Whittenberg Distributors, a major retailing and mail-order operation, has been in business for the past 10 years. During that time, its mail-order operations have grown from a sideline to represent more than 80 percent of the company’s annual sales. Of course, the company has suffered growing pains. At times, overloaded or faulty computer programs resulted in lost sales. And scheduling temporary workers to augment the permanent staff during peak periods has always been a problem.
Peter Bloom, manager of mail-order operations, has developed procedures for handling most problems. However, he is still trying to improve the scheduling of temporary workers to take customer telephone orders. Under the current system, Peter keeps a permanent staff of 60 employees who handle the base telephone workload and supplements this staff with temporary workers as needed. The temporary workers are hired on a daily basis; he determines the number needed for the next day the afternoon before based on his estimate of the upcoming telephone volume.
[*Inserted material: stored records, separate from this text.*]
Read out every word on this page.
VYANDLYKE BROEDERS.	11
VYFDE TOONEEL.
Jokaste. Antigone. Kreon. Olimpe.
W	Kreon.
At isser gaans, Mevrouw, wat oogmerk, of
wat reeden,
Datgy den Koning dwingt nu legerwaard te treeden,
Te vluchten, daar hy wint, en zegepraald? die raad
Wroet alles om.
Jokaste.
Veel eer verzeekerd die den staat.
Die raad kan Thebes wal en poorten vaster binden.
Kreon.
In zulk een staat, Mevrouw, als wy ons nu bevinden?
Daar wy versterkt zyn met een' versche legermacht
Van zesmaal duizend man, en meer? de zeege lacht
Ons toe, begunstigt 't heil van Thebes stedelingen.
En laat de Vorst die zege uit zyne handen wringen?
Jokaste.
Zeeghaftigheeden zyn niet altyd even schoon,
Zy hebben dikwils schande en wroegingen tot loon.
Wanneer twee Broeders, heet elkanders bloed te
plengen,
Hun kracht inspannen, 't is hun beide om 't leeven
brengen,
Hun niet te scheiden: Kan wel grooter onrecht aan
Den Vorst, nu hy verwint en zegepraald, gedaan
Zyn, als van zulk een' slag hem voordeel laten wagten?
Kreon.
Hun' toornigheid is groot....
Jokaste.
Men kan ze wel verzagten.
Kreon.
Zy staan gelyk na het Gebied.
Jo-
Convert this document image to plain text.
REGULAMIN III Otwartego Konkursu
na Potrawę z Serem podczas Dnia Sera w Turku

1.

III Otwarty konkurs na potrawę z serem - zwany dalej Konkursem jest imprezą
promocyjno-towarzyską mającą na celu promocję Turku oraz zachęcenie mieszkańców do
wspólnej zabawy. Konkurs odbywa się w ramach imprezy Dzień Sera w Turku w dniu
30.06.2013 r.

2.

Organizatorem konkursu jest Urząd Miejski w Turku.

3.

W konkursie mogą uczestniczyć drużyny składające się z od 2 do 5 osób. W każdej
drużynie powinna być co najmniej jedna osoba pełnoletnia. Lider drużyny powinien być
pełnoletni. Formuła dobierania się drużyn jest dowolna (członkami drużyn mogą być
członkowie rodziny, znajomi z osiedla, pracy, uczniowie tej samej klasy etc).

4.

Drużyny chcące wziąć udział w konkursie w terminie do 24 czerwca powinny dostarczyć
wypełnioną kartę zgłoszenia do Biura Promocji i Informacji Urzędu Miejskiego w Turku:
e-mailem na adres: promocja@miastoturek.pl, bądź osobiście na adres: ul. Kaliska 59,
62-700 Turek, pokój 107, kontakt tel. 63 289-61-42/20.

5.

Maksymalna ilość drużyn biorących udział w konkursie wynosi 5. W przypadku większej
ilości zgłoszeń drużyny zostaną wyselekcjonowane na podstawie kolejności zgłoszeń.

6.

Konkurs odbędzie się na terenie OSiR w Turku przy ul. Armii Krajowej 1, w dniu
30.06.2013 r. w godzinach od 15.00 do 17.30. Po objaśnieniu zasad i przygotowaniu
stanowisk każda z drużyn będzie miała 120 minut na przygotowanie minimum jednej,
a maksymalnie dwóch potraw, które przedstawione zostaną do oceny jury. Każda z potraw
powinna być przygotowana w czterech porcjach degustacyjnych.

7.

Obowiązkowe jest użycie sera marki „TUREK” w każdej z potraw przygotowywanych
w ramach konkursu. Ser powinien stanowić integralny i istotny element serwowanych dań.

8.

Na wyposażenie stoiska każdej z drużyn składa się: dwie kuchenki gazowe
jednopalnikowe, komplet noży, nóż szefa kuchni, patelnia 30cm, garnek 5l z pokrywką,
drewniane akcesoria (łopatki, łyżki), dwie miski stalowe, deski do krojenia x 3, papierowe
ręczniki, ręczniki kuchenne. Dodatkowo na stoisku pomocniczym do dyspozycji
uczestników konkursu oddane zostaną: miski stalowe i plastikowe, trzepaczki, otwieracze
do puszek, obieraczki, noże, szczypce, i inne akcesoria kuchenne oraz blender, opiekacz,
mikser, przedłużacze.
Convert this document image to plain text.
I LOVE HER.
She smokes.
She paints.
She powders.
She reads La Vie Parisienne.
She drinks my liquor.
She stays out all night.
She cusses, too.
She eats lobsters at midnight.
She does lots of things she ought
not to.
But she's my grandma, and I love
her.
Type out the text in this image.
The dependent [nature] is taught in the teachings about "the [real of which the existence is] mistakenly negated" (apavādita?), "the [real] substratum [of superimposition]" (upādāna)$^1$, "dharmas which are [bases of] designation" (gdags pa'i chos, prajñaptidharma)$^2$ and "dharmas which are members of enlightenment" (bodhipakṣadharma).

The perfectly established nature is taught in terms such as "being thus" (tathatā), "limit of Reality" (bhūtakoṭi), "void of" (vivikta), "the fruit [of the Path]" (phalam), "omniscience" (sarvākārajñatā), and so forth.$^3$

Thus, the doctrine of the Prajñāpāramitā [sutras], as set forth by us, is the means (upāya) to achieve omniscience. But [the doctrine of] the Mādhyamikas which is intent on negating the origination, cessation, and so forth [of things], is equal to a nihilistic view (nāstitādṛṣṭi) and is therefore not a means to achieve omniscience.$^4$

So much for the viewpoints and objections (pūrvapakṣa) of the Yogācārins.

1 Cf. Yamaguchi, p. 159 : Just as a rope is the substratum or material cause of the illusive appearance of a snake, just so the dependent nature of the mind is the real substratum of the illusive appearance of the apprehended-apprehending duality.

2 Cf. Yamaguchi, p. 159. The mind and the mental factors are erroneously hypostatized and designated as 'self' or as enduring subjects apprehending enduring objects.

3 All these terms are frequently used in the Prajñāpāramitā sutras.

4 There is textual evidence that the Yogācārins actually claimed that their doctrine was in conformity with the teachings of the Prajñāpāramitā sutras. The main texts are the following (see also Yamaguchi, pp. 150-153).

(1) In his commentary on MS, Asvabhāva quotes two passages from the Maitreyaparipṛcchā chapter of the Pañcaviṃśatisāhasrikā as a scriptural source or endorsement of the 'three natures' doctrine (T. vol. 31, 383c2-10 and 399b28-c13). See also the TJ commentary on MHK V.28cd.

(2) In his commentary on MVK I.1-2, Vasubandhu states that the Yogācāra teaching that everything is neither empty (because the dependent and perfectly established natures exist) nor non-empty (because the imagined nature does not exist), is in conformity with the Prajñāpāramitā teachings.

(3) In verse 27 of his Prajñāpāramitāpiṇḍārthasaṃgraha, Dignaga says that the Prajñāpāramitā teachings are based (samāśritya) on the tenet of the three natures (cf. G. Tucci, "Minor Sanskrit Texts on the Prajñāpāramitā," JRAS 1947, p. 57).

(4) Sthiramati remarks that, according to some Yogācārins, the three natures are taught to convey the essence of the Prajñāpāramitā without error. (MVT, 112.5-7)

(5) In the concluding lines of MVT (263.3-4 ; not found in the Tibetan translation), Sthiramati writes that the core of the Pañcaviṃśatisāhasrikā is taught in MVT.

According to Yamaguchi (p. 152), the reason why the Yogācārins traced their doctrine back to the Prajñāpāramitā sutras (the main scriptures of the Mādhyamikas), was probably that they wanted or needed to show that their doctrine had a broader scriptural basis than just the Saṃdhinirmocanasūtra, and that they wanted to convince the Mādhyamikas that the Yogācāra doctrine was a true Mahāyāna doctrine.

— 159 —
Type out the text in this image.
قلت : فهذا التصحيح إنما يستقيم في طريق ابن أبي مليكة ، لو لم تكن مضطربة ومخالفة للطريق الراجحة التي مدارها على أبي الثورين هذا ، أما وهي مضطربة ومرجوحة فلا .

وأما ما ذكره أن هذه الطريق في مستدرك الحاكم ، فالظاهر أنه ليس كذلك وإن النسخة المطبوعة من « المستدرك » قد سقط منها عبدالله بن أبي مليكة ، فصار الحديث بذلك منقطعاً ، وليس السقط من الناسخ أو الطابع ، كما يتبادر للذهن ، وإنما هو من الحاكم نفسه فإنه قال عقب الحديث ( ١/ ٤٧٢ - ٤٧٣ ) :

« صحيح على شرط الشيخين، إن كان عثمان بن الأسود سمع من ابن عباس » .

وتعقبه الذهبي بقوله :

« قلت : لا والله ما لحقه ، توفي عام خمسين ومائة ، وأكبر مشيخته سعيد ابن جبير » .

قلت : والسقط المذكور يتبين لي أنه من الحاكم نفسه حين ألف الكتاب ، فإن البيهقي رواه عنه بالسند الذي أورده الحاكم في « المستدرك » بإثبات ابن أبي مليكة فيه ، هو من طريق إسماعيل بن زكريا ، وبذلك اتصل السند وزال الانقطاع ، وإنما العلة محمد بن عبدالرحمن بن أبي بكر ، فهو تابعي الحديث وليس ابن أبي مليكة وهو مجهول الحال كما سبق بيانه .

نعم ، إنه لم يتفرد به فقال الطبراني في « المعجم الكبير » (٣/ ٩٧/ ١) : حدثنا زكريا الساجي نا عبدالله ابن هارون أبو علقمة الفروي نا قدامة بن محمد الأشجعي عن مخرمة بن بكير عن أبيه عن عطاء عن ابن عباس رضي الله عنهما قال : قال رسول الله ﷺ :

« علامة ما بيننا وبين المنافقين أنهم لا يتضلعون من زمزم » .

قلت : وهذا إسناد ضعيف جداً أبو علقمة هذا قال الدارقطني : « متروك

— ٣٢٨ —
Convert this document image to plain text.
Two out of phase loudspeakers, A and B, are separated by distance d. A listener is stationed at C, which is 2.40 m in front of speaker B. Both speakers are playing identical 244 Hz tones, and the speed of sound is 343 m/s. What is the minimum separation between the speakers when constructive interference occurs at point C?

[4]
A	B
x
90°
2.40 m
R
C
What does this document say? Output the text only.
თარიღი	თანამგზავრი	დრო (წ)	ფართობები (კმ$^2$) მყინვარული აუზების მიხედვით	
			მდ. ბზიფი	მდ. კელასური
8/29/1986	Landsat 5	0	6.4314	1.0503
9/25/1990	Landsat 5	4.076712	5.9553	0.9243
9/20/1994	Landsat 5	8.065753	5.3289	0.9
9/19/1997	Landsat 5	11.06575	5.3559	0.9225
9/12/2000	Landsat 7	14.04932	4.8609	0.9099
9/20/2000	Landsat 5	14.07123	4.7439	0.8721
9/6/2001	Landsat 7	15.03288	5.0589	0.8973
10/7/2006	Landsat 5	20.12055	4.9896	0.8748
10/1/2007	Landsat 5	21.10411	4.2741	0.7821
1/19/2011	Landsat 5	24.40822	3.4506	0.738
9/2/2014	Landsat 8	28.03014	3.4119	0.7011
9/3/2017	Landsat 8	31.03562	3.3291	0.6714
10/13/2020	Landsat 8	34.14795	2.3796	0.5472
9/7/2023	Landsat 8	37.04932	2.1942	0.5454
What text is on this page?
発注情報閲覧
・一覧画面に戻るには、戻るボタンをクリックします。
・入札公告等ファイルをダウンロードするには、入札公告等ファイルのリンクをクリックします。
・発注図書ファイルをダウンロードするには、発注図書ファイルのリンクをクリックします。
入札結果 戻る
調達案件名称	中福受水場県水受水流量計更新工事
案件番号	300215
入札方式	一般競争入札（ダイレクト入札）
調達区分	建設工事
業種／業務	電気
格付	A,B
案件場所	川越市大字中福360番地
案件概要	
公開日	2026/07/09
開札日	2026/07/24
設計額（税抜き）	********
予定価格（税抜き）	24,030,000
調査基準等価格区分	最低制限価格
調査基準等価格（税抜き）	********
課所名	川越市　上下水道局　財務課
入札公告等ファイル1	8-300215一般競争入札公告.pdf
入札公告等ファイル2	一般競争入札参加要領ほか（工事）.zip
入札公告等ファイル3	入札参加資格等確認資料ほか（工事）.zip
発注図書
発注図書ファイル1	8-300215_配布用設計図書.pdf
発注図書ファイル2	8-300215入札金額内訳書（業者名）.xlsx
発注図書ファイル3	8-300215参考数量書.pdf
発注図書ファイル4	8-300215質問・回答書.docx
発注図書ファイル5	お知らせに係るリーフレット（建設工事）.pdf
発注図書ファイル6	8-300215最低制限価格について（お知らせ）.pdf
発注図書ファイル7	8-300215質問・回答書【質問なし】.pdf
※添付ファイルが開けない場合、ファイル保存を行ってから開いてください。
Peter has decided to try regression analysis to improve the hiring of temporary workers. By summarizing the daily labor-hours into weekly totals for the past year, he determined the number of workers used each week. In addition, he listed the number of orders processed each week. After entering the data into a spreadsheet, Peter ran two regressions. Regression 1 related the total number of workers (permanent staff plus temporary workers) to the number of orders received. Regression 2 related only temporary workers to the number of orders received. The output of these analyses follows:
Regression model: W = a + b × T
where:
W = workers; T = telephone orders
Regression 1 Regression 2
a 21.938 -46.569
b .0043 .0051
Standard error of the estimate 3.721 1.495
t-value 1.95 2.04
Coefficient of determination .624 .755
Durbin Watson statistic 1.33 1.67
Required:
1. Peter Bloom estimates that Whittenberg Distributors will receive 12,740 orders during the second week of December.
a. Predict the number of temporary workers needed for this week using regression 1. Round your answer to the nearest whole number.
b. Using regression 2, predict the number of temporary workers needed during this week. Round your answer to the nearest whole number.
2. Which of the two regression analyses appears to be better? Explain your answer.
3. Describe at least three ways that Peter Bloom could improve his analysis to make better predictions than either of these regression results provides. (CMA Adapted)